В конце дня мы пошли гулять.
Вечер подкрался незаметно, но в такое время, не знаю почему, но казалось, что мне открывались потайные двери. Людские души и то, что они скрывают, о чём молчат. Я не знал, как подступиться к Оливеру с вопросом о том, чем он болен, и, не думаю, что тот хотел бы говорить. Мы не были настолько близки тогда, но, не зная, что с ним, меня мучила бессонница. Видеть то, как человек, словно увядший цветок, загибался, при мне тяжело дыша и не скрывая своей дикой (нет, было ещё хуже) усталости. А спрашивать у Минна, к сожалению, душа не лежала — девушка помогала во всём и дарила ему всё, что он желал, а значит, вероятно, всё прекрасно знала. И знала, что это что-то серьезное, и от того болезненное. Не только для самого Оливера, но и для неё.
Говорить с человеком, который отдаёт всего себя другому, о состоянии того, было кощунством над чувствами. Тем более, чувствами хрупкой девушки, у которой глаза были на мокром месте, когда, гуляя, мы обменивались с Оливером мягкими фразами. Я хотел узнать всё сам, вдаваясь в подробности его физического состояния. Правда, кажется, слишком поздно.
Через пару дней, прямо перед конкурсом, я заметил, что вместе с появившимися синяками под глазами ему стало тяжело ходить.
«— Что с твоими ногами?» — задал тогда вопрос готовящемуся к публичному выступлению юноше.
«— Не знаю. Кажется, отекли. — Оливер улыбнулся, убрав лист с выученной поэмой и встав одной ногой на ступеньку к сцене. Его выход был через пару минут. Сразу, после объявления о его участии. А меня всего затрясло. Вместе с ним. Только наша дрожь отличалась. — Не переживай, Михель. Всё будет хорошо. Ты, пожалуйста, только улыбайся. Улыбка тебе очень идёт. А! И передай Минна, прошу, что я буду осторожен».
Выйдя на сцену, Сонн начал читать. Только вот, заикаясь и постоянно путаясь в словах, к сожалению, у него не было шанса выиграть; но я оказывал поддержку до конца, держа кулачки на уровне своего лица. Он прервался, слегка улыбнувшись той же печальной улыбкой, что я видел до нашего общения, и посмотрел куда-то за меня. Чуть выше головы. А тишину зала разразил ужаснейший скрип ногтей по стеклу. Тяжёлый стук, скрип. Ещё стук и звук разбившегося стекла.
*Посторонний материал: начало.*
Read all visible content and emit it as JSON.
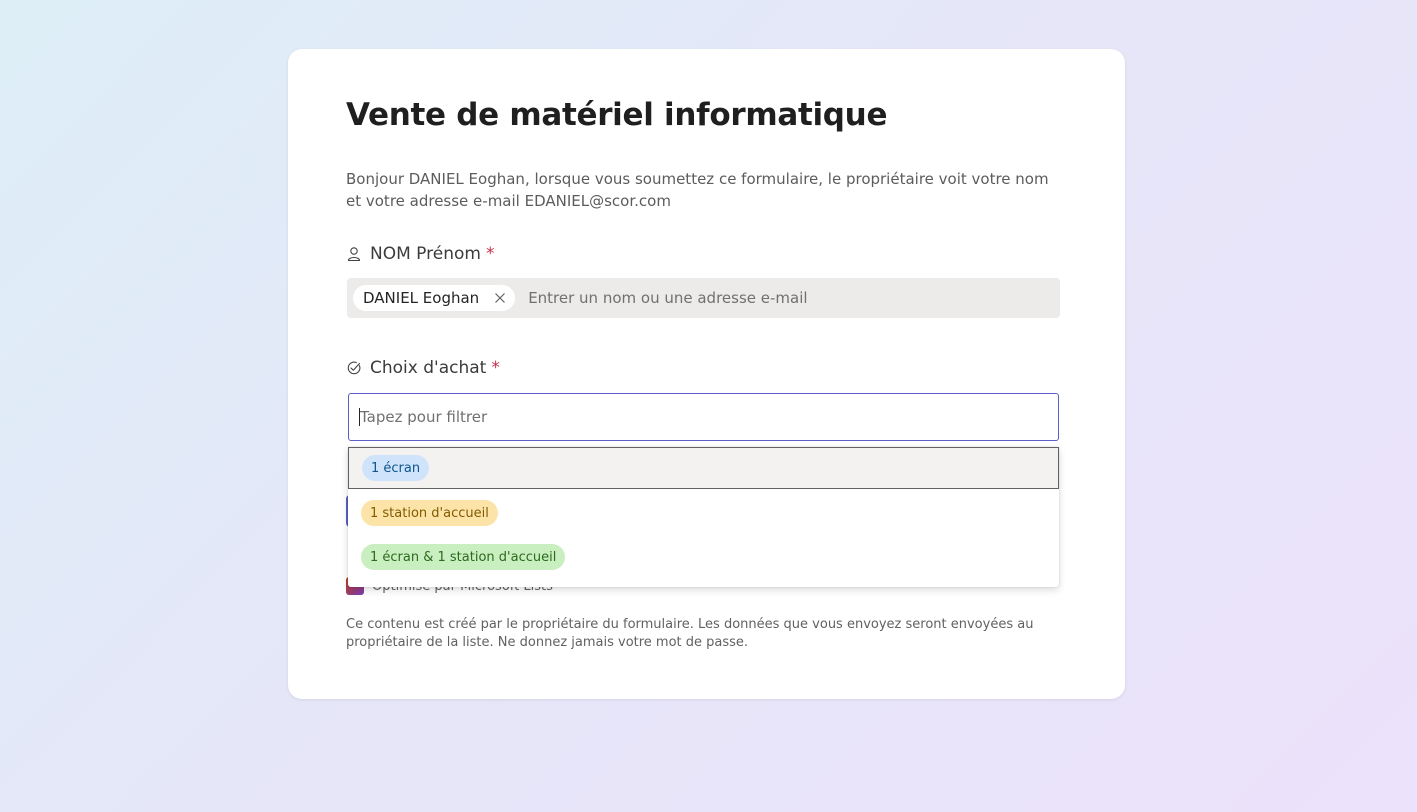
{
  "form": {
    "title": "Vente de matériel informatique",
    "intro": "Bonjour DANIEL Eoghan, lorsque vous soumettez ce formulaire, le propriétaire voit votre nom et votre adresse e-mail EDANIEL@scor.com"
  },
  "fields": {
    "name": {
      "label": "NOM Prénom",
      "required_mark": "*",
      "icon": "person-icon",
      "selected_person": "DANIEL Eoghan",
      "placeholder": "Entrer un nom ou une adresse e-mail"
    },
    "choice": {
      "label": "Choix d'achat",
      "required_mark": "*",
      "icon": "choice-check-icon",
      "filter_placeholder": "Tapez pour filtrer",
      "options": [
        {
          "label": "1 écran",
          "bg": "#cfe4fa",
          "fg": "#0f548c"
        },
        {
          "label": "1 station d'accueil",
          "bg": "#fce4a8",
          "fg": "#835b00"
        },
        {
          "label": "1 écran & 1 station d'accueil",
          "bg": "#c9eec0",
          "fg": "#2d6a1f"
        }
      ]
    }
  },
  "footer": {
    "powered_by": "Optimisé par Microsoft Lists",
    "disclaimer": "Ce contenu est créé par le propriétaire du formulaire. Les données que vous envoyez seront envoyées au propriétaire de la liste. Ne donnez jamais votre mot de passe."
  },
  "colors": {
    "accent": "#5b5fc7",
    "required": "#c4314b"
  }
}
Я испугался, и сердце моё ухнуло к ногам, заметив, что большой ворон, взмахнув своими крыльями, двинулся к сцене, где… лежал Сонн.
Словно прилетел на смертный одер, посмеяться над людьми. Посмеяться над тем, как слёзы, которые я держал всю свою жизнь в себе, вырвались наружу. Над тем, как крик Минна, со всех ног бежавшей к своему лучшему другу и любимому человеку, ударил по ушным перепонкам, пробираясь к сжавшимся от дичайшего страха внутренностям.
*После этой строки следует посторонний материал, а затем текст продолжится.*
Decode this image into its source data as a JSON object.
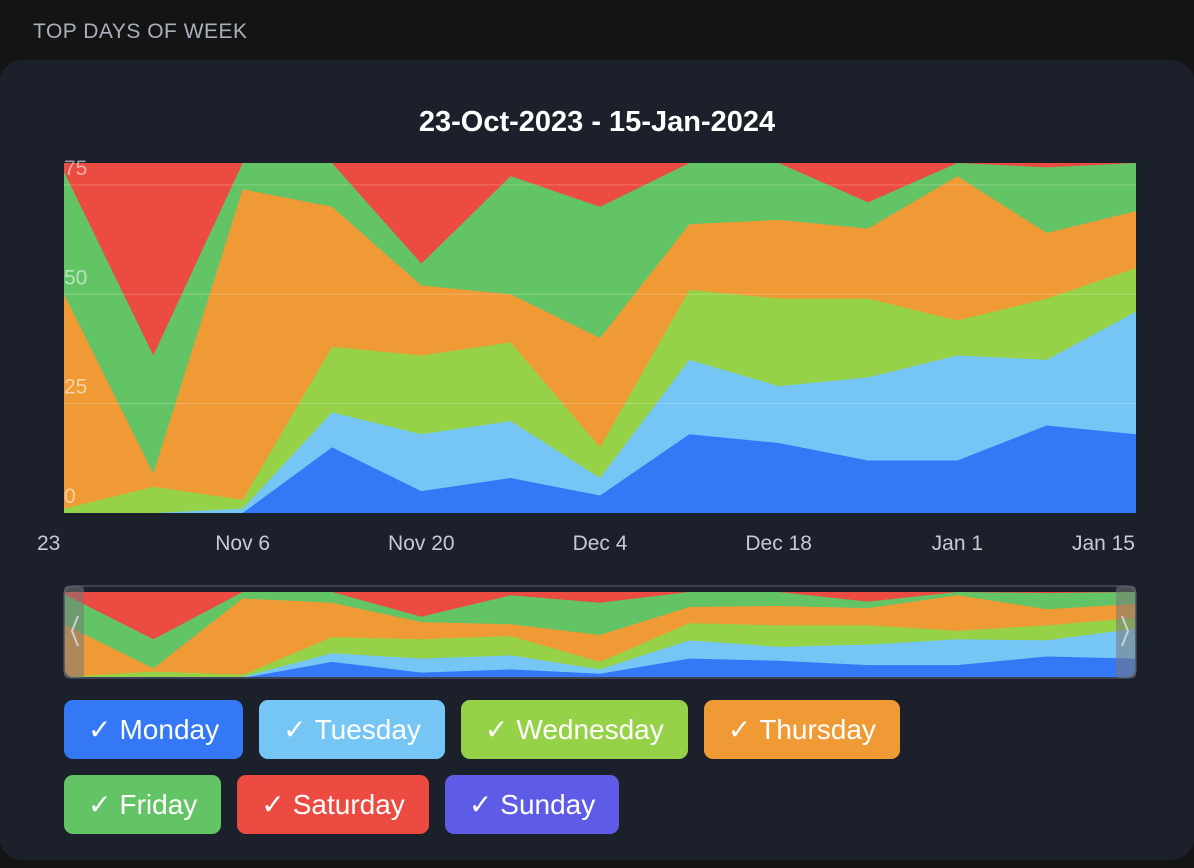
{
  "section_title": "TOP DAYS OF WEEK",
  "chart_data": {
    "type": "area",
    "stacked": true,
    "title": "23-Oct-2023 - 15-Jan-2024",
    "x": [
      "2023-10-23",
      "2023-10-30",
      "2023-11-06",
      "2023-11-13",
      "2023-11-20",
      "2023-11-27",
      "2023-12-04",
      "2023-12-11",
      "2023-12-18",
      "2023-12-25",
      "2024-01-01",
      "2024-01-08",
      "2024-01-15"
    ],
    "x_tick_labels": [
      "23",
      "Nov 6",
      "Nov 20",
      "Dec 4",
      "Dec 18",
      "Jan 1",
      "Jan 15"
    ],
    "ylim": [
      0,
      80
    ],
    "y_ticks": [
      0,
      25,
      50,
      75
    ],
    "grid": true,
    "series": [
      {
        "name": "Monday",
        "color": "#3478f6",
        "values": [
          0,
          0,
          0,
          15,
          5,
          8,
          4,
          18,
          16,
          12,
          12,
          20,
          18
        ]
      },
      {
        "name": "Tuesday",
        "color": "#75c6f5",
        "values": [
          0,
          0,
          1,
          8,
          13,
          13,
          4,
          17,
          13,
          19,
          24,
          15,
          28
        ]
      },
      {
        "name": "Wednesday",
        "color": "#95d247",
        "values": [
          1,
          6,
          2,
          15,
          18,
          18,
          7,
          16,
          20,
          18,
          8,
          14,
          10
        ]
      },
      {
        "name": "Thursday",
        "color": "#f09a36",
        "values": [
          49,
          3,
          71,
          32,
          16,
          11,
          25,
          15,
          18,
          16,
          33,
          15,
          13
        ]
      },
      {
        "name": "Friday",
        "color": "#63c465",
        "values": [
          28,
          27,
          14,
          25,
          5,
          27,
          30,
          33,
          25,
          6,
          8,
          15,
          14
        ]
      },
      {
        "name": "Saturday",
        "color": "#eb4b40",
        "values": [
          16,
          52,
          7,
          7,
          34,
          13,
          17,
          11,
          24,
          28,
          11,
          12,
          12
        ]
      }
    ],
    "remainder_series": {
      "name": "Sunday",
      "color": "#5e5ce6"
    }
  },
  "navigator": {
    "left_handle_icon": "chevron-left-icon",
    "right_handle_icon": "chevron-right-icon"
  },
  "legend": {
    "check_glyph": "✓",
    "items": [
      {
        "label": "Monday",
        "color": "#3478f6"
      },
      {
        "label": "Tuesday",
        "color": "#75c6f5"
      },
      {
        "label": "Wednesday",
        "color": "#95d247"
      },
      {
        "label": "Thursday",
        "color": "#f09a36"
      },
      {
        "label": "Friday",
        "color": "#63c465"
      },
      {
        "label": "Saturday",
        "color": "#eb4b40"
      },
      {
        "label": "Sunday",
        "color": "#5e5ce6"
      }
    ]
  }
}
— Нам тогда сказали, что у Оливера была хроническая сердечная недостаточность. Он должен был умереть ещё раньше, но его сила воли разбивала шаблоны лечащих врачей. До последнего. Кажется, я не видел ещё таких людей: сильных, смелых, даже отчаянных и невероятно любящих жизнь. Его дрожь действительно сильно отличалась от моей. — Михель посмотрел на свои руки и криво вздёрнул уголками губ. — Оливер Сонн дрожал от боли, что каждый день поражала его тело, а я… я просто испугался за того, кто был мне дорог.